Le cardinal Tauran reçu au Centre Garnelles

L’Eglise a-t-elle un pouvoir politique ? Le Cardinal Tauran est venu répondre à cette question au cours d’une conférence au Centre Garnelles, à Paris

Ce jeudi 27 octobre, Garnelles est en pleine effervescence. Cette résidence culturelle mène des activités pourtant plus calmes d’ordinaire : lieu de rencontre privilégié de « grands » étudiants et jeunes professionnels, Garnelles est l’occasion pour ceux-ci de participer à des activités spirituelles confiées à l’Opus Dei.

Ce soir-là, il y a foule dans le salon principal de la résidence. « Le Saint-Siège a-t-il un pouvoir politique ? » La question ne laisse personne indifférent : si le rôle du Vatican en matière spirituelle est reconnu par tous, celui du Saint-Siège en matière politique l’est beaucoup moins. Il est pourtant d’importance, et c’est plus d’une centaine de personnes qui est venu l’apprendre ce soir-là.

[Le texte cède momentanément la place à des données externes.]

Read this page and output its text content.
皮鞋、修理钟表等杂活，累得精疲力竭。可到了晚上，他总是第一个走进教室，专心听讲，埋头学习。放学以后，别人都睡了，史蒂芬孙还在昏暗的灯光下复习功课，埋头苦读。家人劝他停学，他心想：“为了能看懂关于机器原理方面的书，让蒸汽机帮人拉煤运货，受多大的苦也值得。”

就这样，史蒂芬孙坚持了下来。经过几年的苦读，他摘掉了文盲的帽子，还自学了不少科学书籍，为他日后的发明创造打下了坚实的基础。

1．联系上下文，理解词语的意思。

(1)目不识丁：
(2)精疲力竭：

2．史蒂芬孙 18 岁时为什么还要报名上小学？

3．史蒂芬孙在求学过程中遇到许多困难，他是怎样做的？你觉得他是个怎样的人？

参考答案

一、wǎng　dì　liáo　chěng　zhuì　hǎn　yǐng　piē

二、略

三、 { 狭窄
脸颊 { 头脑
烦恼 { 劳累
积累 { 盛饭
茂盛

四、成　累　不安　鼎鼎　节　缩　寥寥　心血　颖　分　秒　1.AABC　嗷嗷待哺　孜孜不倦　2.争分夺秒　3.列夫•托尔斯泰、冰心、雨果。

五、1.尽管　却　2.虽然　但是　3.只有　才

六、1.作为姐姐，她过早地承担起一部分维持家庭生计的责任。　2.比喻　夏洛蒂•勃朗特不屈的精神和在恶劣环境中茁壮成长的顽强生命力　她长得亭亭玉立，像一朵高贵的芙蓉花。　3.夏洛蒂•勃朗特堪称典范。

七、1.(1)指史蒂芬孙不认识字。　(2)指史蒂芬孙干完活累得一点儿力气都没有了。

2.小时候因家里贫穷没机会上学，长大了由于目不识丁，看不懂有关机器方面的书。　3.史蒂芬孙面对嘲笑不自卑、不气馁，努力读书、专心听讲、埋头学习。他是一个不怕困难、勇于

La moyenne d’âge du public est peu élevée : les jeunes sont majoritaires. Ils viennent de tous horizons : historiens, scientifiques, économistes, juristes, élèves ingénieurs ou littéraires, en école de commerce ou en sciences politiques. Tous sont venus écouter l’avis autorisé de l’invité exceptionnel de ce soir : le cardinal Jean-Louis Tauran, ancien chargé des relations avec les États à la Secrétairerie d’État du Vatican, autrement dit ex-« ministre des affaires étrangères » du Vatican. Le salon est bondé : certains sont assis par terre, d’autres resteront dans l’escalier pendant toute la conférence. Tous seront passionnés.

La conférence commence. En juriste accompli, l’intervenant prend d’abord le temps de distinguer Saint-Siège, Eglise catholique et Vatican, et définit ce que l’on peut entendre par « pouvoir politique ». Les termes du sujet étant posés, la réponse peut être abordée. Mgr Tauran insiste : « si l’on respectait le droit international en application de l’adage « pacta sunt servanda » on éviterait la majorité des conflits actuels ». Dans le même esprit, un juste équilibre des nations au sein des organisations internationales telles que l’ONU permettrait d’établir durablement la paix dans les relations internationales : il ne devrait y avoir ni de « gros » ni de « petits » États. D’autres problématiques sont envisagées : qu’est-ce qu’une guerre juste ? Faut-il entrer dans un processus commun général de désarmement ? Comment faire respecter les droits de l’homme ? Et en définitive, quel est le rôle du Saint-Siège au sein des relations internationales ? A-t-il un pouvoir politique ? De fait, le Saint-Siège n’est pas un État comme les autres : il est un « compagnon de route » des autres Etats, « la voix que la conscience humaine attend, qui ne cherche pas à vaincre mais à convaincre ». Il n’est puissance que suivant la phrase de Pascal, selon laquelle « le propre de la puissance, c’est de protéger ».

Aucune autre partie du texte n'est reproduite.